The present study showed a decreased level of consciousness, oxygen requirement at hospitalization, ICU admission, invasive mechanical ventilation, intubation, and oxygen saturation were risk factors for severity in COVID-19 patients. Previous studies have shown that only severe patients need to be admitted to the ICU, and oxygen saturation is lower in severe patients. In addition, unconsciousness, shortness of breath, oxygen therapy, invasive and non-invasive mechanical ventilation were also more common in severe patients [
31‐
34].
In the current study, complications during treatment, sepsis, respiratory failure, acute respiratory distress syndrome, heart failure, acute heart injury, acute kidney injury, and acidosis were risk factors for severity in COVID-19 patients. The cause of respiratory failure in patients with COVID-19 was impaired immune function [
35]. Uncontrolled viral infection causes macrophage penetration and further damage to the lungs [
36]. Serious complications such as acute respiratory distress syndrome, acute cardiac injury, acute kidney injury, and shock can occur in patients with severe COVID-19. Acute respiratory distress syndrome and acute cardiac injury are the most important barriers to treating COVID-19 patients [
37]. Cardiac injury is associated with the severity of disease in patients with COVID-19 [
38]. The SARS-CoV-2 affects the cardiovascular system through angiotensin-converting enzyme 2 (ACE2) and causes myocardial injury and heart failure [
39,
40]. Acute kidney injury (AKI) is an indicator of disease severity. Volume depletion may be the cause of acute kidney injury [
41]. The prevalence of liver dysfunction and liver injury is higher in patients with severe COVID-19. Liver impairment may be caused directly by a viral infection of the liver cells or by hepatotoxicity caused by drugs and immune-mediated inflammation [
42].
In terms of underlying health conditions, cardiovascular disease, liver disease, chronic pulmonary disease, hypertension, and rheumatologic disease were risk factors for severe COVID-19 in this study. Underlying health conditions are responsible for 20% of severe COVID-19 worldwide [
43]. Severe COVID-19 patients experience a higher incidence of comorbidity, a risk factor for the severity of COVID-19 pneumonia [
44,
45]. Patients with established cardiovascular disease exhibited a greater angiotensin-converting enzyme 2 (ACE2) expression and probably experienced a worse condition following SARS-CoV-2 infection [
46,
47]. Patients with a history of hypertension are more likely to develop severe COVID-19 as hypertension is a predictor of severe pneumonia [
48,
49]. There is evidence that antihypertensive drugs prevent patients with comorbid hypertension from severe pneumonia. Chronic respiratory conditions are also associated with the severity of COVID-19 [
50]. Elevated liver biochemical indicators are common in COVID‐19, resulting in severe COVID‐19 [
51,
52]. Patients with rheumatic diseases are at high risk for COVID-19 infection due to their immune conditions [
53]. In addition, chronic inflammatory rheumatic patients with autoimmune or immune-mediated diseases are at risk of severe COVID-19 [
54].
Conclusions
COVID-19 was more severe in older patients, patients with a history of substance abuse, and patients with underlying disease. Understanding the factors affecting the disease severity can help the clinical management of COVID-19, especially in less privileged areas where fewer resources are available.

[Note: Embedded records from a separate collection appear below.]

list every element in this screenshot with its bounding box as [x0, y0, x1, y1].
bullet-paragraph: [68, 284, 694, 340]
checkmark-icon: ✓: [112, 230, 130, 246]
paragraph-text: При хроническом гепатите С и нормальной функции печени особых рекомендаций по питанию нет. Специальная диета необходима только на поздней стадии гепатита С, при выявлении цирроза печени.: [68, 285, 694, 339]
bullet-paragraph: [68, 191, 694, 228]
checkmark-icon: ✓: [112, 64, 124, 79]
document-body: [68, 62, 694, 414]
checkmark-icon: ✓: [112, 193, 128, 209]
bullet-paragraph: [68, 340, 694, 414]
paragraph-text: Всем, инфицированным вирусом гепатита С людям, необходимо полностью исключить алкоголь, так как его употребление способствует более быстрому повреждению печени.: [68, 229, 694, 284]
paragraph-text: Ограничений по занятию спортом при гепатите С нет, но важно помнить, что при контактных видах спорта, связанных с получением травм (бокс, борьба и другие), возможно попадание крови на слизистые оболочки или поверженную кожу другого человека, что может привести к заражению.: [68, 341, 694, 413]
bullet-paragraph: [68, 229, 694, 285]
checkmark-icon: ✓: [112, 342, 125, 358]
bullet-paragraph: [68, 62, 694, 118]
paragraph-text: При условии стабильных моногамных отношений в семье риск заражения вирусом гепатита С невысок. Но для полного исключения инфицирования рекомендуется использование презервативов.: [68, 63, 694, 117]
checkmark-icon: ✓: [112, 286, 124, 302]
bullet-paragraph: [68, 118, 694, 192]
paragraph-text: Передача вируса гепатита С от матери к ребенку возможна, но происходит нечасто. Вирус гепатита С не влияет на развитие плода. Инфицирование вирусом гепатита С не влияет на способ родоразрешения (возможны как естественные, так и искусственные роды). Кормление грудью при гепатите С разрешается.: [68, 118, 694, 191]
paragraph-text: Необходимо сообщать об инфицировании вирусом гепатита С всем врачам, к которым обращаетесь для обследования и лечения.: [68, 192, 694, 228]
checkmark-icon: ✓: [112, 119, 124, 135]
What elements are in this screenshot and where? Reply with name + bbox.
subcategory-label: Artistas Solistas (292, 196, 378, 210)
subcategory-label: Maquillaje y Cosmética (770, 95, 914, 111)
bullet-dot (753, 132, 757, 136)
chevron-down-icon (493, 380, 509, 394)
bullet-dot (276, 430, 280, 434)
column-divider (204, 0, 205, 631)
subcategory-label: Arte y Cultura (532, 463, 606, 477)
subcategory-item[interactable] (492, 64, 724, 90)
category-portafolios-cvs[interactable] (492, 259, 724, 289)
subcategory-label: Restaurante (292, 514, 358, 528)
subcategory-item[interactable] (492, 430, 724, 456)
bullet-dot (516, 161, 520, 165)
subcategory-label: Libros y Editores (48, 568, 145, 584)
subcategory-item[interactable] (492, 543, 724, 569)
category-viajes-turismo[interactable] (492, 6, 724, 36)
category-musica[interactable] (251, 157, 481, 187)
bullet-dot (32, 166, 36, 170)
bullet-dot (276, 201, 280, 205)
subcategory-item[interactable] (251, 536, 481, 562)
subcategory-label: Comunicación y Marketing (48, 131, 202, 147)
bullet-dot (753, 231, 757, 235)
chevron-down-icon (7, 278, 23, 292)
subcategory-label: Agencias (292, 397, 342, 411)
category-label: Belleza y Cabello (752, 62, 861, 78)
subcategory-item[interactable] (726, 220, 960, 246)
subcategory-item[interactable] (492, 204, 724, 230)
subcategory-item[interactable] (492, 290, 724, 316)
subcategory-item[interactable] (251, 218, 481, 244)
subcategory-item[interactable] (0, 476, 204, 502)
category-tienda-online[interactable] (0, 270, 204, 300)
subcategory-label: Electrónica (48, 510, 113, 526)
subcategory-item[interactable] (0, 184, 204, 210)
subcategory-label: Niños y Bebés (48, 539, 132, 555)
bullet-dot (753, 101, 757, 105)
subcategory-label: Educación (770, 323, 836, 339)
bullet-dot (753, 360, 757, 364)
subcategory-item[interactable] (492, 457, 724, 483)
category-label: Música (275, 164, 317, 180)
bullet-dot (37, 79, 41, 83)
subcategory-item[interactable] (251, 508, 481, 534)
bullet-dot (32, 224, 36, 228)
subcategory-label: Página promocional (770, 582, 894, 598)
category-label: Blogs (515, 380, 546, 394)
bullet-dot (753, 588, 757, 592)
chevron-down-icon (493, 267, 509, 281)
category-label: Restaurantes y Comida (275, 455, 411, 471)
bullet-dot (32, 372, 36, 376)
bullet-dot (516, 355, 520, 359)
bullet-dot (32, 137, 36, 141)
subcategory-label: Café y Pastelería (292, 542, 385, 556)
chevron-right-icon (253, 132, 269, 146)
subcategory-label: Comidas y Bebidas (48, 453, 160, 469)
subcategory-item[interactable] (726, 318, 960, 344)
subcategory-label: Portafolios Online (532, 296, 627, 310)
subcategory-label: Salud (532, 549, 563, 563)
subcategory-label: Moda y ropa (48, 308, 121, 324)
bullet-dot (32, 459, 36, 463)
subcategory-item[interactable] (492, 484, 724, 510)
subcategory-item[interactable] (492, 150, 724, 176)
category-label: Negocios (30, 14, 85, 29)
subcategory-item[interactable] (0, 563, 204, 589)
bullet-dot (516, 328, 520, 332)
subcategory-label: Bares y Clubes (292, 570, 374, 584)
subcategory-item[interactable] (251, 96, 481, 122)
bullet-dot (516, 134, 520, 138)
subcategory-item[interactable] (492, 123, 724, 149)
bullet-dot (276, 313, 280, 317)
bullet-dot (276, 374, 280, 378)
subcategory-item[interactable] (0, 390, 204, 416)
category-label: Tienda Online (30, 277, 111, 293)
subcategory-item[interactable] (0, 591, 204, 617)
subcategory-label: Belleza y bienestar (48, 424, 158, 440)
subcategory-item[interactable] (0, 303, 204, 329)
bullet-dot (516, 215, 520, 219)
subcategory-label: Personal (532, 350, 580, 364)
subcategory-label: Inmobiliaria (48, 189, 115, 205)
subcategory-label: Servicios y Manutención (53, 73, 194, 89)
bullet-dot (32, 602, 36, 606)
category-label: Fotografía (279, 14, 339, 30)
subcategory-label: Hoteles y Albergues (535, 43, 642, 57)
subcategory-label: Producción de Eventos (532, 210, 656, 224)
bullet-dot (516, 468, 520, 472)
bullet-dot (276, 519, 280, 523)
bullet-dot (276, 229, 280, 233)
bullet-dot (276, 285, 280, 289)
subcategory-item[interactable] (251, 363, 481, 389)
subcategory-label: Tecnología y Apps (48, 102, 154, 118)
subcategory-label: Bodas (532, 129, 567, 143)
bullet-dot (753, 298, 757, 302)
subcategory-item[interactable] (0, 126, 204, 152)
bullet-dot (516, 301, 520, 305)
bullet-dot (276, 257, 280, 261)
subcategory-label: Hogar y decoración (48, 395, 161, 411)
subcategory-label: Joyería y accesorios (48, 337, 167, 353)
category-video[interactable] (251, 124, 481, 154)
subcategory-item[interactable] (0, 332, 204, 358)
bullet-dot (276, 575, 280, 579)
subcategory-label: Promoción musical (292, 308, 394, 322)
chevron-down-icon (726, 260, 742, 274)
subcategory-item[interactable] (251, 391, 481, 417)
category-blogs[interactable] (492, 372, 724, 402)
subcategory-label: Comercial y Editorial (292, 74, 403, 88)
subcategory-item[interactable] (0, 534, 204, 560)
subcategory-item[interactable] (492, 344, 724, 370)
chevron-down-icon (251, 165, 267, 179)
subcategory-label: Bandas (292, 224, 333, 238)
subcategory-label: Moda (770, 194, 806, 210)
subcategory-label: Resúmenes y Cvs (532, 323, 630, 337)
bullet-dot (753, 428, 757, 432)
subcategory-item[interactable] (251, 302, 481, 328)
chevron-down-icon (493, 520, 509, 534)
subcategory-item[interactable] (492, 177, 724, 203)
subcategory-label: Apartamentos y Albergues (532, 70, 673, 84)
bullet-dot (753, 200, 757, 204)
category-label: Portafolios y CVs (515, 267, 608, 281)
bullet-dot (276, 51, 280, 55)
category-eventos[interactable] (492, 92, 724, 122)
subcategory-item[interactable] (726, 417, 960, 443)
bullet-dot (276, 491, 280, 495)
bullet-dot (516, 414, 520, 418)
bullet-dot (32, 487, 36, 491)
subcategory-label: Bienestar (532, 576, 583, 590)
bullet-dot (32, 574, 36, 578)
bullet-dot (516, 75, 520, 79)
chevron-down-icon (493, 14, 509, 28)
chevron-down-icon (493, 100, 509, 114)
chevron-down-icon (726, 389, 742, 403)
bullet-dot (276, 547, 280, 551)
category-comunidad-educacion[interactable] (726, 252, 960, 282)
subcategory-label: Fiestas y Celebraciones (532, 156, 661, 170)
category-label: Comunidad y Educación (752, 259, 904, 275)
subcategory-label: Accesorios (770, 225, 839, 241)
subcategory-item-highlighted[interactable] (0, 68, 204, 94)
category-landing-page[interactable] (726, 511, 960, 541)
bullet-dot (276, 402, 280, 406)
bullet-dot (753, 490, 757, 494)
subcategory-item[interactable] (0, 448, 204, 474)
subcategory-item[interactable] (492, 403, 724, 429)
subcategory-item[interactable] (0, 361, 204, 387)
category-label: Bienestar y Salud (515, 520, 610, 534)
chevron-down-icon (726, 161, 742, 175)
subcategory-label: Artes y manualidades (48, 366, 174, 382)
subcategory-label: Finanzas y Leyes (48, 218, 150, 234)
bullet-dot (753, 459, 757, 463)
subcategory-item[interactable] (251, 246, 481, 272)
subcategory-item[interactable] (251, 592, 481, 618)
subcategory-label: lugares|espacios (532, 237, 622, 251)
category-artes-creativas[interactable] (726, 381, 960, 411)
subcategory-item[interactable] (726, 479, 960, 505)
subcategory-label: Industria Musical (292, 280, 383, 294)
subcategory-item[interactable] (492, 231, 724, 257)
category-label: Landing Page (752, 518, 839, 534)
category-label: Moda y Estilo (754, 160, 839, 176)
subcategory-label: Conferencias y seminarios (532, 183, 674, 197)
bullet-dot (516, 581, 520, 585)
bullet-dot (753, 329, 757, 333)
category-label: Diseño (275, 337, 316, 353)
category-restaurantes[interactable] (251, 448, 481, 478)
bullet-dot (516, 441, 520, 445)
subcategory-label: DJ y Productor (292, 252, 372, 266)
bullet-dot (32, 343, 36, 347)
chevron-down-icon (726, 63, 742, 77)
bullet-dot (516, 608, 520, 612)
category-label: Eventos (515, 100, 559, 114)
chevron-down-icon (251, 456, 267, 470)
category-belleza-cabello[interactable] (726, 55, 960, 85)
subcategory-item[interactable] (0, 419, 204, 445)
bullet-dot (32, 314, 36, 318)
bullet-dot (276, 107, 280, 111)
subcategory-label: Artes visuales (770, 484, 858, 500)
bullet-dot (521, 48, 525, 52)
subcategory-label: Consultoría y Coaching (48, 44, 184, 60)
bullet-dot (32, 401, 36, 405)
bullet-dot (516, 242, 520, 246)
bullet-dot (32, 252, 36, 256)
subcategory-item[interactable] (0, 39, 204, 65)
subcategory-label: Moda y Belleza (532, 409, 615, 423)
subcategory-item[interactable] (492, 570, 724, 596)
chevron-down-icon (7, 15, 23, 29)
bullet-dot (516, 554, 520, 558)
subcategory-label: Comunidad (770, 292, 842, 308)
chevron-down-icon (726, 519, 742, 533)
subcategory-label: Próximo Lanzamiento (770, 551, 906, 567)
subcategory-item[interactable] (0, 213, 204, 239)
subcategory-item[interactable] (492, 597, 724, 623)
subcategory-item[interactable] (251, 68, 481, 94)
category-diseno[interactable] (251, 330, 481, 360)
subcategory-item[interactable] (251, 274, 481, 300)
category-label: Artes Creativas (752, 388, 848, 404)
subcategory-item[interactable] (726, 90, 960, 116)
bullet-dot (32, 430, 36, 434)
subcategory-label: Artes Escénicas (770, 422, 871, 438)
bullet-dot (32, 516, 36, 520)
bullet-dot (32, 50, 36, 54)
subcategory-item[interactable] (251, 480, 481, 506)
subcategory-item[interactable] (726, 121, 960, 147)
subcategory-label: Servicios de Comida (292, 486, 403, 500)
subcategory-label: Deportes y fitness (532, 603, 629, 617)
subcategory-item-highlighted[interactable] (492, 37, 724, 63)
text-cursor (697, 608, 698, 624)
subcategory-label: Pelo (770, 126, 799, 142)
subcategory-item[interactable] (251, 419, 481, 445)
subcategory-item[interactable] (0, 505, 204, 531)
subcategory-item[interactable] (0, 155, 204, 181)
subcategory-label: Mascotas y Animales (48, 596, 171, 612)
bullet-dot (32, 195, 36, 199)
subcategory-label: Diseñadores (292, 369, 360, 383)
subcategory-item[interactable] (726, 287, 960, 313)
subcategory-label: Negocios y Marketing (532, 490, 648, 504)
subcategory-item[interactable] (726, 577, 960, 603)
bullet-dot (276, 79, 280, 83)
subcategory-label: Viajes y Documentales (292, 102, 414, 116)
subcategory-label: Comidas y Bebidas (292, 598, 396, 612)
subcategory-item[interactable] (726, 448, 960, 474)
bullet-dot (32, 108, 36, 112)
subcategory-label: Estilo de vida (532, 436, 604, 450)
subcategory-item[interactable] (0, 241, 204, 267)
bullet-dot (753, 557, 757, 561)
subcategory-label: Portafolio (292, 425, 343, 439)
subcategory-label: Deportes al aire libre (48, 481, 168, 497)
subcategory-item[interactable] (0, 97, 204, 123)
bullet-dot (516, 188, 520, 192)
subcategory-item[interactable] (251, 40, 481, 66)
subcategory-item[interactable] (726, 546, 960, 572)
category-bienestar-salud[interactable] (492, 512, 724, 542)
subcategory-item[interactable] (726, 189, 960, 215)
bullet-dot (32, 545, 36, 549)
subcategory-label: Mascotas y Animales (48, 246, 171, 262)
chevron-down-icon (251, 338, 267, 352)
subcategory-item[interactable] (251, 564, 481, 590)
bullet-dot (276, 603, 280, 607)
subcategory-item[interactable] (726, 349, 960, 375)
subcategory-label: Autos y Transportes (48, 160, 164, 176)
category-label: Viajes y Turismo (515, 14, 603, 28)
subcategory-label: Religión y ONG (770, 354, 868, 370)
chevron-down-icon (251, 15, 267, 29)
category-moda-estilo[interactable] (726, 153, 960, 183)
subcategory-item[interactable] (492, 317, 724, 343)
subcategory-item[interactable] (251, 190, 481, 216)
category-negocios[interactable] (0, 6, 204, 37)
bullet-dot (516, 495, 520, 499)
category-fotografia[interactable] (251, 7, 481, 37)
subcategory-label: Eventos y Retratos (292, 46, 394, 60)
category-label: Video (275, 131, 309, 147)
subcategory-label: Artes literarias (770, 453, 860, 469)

One of the strengths of the present study is that the patients were selected from a less privileged area which can draw the attention of health policymakers to this area. Another strength of the study is the multi-center nature of the survey, representing the population. This study had some limitations: First, the small sample size, leading to insignificant statistical results. Therefore, the results of this study should be interpreted with caution. Further studies are needed to investigate potential risk factors of severity in patients with COVID-19 with large sample size. Second, the information was collected as a self-report in some cases, leading to recall bias.